昨年(2023年)大晦日のNHKの紅白歌合戦では、総合司会を橋本環奈・浜辺美波・高瀬耕造アナウンサーとともに有吉弘行が務めた。筆者が注目したいのは、有吉がその大仕事を控えた前日の深夜に『クイズ☆正解は一年後』(TBS系)の生放送に出演していたことである。
2013年より続く毎年恒例の同番組では、出演者が年頭にこれからの1年間を予想するさまざまな出題に答えたVTRを収録し、年末の生放送ではそれを見ながら正解を確認していく。出題のなかには「今年離婚する芸能人は?」といったきわどいものもあり、出演者のトークも毒舌多めとなる。昨年でいえば、それまで毎年のように離婚を予想されていた某夫妻について、本当に離婚したこの年にかぎって誰も予想しなかったと司会の田村淳が指摘すると、有吉がすかさず「飽きちゃったんだよねえ」と返していた。
昨年の出来事でそれ以上に予想できなかったのは、この番組のレギュラーである有吉が司会、バカリズムが審査員として紅白に出演したことだろう。有吉の場合、先述の生放送にはNHKでのリハーサルを終えたあとに駆けつけ、それが終わった十数時間後には紅白の本番を迎えたことになる。まったく対極的な番組に同じ日に出て、そのどちらでもしっかりと役目を果たしてしまう彼に改めて感嘆させられた。
ウケに貪欲だった幼少期
有吉はきょう5月31日、50歳の誕生日を迎えた。広島で生まれ育った彼は、小学生の頃からお笑いの世界に憧れ、ウケを取ろうとするあまり、猫の糞を握りつぶしたりアリを食べたりと奇行を繰り返していたという。それでも高校2年頃には自分でネタをつくって演じ始めた。《最初に作ったのは、周りの人間の悪口みたいなヘンなやつ》だったというのが(『月刊カドカワ』1997年5月号)、のちの毒舌キャラの片鱗を感じさせる。

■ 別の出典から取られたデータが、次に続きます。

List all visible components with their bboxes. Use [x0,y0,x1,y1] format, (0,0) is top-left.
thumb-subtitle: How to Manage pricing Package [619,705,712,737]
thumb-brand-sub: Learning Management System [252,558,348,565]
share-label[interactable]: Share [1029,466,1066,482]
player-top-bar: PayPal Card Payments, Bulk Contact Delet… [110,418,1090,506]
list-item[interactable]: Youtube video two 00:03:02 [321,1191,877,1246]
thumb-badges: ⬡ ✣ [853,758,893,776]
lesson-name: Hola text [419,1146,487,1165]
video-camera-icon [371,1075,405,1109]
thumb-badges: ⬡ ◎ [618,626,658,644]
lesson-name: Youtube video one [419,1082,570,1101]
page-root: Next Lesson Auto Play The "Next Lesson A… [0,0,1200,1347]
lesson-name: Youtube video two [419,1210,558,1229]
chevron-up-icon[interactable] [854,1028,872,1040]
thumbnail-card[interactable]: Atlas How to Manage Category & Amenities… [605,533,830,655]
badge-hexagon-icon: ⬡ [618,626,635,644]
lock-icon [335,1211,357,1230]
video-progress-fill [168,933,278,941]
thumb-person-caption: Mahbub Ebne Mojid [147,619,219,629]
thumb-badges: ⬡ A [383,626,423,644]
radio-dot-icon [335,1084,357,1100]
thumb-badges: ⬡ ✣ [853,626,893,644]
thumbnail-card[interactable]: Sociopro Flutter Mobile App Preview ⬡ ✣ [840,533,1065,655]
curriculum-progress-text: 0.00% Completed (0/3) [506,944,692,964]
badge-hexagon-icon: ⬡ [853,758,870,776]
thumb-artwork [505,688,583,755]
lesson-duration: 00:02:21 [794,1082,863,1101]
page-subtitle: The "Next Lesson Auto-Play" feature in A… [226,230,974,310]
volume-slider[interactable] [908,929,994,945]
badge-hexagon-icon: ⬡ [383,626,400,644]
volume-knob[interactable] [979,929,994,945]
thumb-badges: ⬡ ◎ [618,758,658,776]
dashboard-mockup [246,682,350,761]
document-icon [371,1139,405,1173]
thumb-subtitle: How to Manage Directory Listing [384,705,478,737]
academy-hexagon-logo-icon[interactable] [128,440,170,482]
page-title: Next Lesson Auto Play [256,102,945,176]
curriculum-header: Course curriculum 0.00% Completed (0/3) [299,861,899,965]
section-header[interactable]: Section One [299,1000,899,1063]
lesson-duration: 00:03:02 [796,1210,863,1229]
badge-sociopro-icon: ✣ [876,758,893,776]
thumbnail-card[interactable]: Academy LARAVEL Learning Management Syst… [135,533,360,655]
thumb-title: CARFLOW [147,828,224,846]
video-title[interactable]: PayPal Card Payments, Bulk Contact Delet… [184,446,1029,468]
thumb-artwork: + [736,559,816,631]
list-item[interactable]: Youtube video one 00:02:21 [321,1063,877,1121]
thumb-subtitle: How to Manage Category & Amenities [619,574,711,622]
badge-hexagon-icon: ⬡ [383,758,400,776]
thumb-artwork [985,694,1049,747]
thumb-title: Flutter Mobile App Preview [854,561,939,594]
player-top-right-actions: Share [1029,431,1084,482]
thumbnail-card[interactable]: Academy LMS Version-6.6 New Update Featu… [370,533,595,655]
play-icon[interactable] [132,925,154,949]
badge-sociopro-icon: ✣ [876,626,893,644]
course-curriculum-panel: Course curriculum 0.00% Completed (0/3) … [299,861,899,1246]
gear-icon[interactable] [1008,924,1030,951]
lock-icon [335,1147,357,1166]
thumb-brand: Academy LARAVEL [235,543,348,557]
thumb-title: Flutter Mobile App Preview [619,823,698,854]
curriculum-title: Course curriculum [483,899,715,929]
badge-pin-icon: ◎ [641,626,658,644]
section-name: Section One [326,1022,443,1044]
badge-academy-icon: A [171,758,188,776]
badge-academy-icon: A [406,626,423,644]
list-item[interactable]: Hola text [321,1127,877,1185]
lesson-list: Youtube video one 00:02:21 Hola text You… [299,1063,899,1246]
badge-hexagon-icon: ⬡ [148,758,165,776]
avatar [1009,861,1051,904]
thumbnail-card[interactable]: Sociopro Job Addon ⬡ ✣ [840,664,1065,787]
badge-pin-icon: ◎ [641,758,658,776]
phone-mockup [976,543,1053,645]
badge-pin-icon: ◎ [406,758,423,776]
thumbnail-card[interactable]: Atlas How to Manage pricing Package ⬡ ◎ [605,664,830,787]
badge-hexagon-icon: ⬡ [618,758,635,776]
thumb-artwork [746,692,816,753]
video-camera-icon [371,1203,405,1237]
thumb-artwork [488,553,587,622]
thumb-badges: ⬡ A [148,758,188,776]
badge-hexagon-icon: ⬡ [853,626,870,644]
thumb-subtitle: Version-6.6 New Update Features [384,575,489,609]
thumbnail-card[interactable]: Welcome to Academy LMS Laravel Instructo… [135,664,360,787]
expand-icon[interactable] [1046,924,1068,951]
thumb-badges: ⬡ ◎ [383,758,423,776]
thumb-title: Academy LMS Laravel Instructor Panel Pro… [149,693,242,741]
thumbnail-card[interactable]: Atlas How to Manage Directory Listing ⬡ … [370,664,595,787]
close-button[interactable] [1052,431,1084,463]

高校卒業後は、大学推薦を蹴って、NSC(吉本総合芸能学院)に入るつもりでいたが、テレビ番組で漫才師・オール巨人の公開弟子オーディションをやると知って、急遽そちらを受けて合格。しかし、要領が悪くて失敗を繰り返したあげく、ほかの弟子との喧嘩が原因であえなく破門となる。ここで一旦広島に戻り、バイトで金を貯めて上京した。その際、小学校の頃からの同級生である森脇和成を誘い、「猿岩石」のコンビ名でオーディションを受けて太田プロダクションの所属となる。それから半年もしない1996年4月には、当時の人気番組『進め!電波少年』(日本テレビ系)の企画で、ユーラシア大陸をヒッチハイクで横断する旅へわけもわからないまま送り出された。
無名のコンビは、香港を振り出しに行く先々で困難に遭遇しながらも、半年をかけてゴールのロンドンにたどり着き、一躍、時の人となる。帰国して成田空港に着くや、プロデューサーから「小さい劇場でネタをやってもらうから」と連れて行かれたのが西武球場(現・ベルーナドーム)で、集まった3万人の観衆に出迎えられた。自分たちが日本で有名になっているとは知らなかった二人は、このサプライズに呆然とするばかりだった。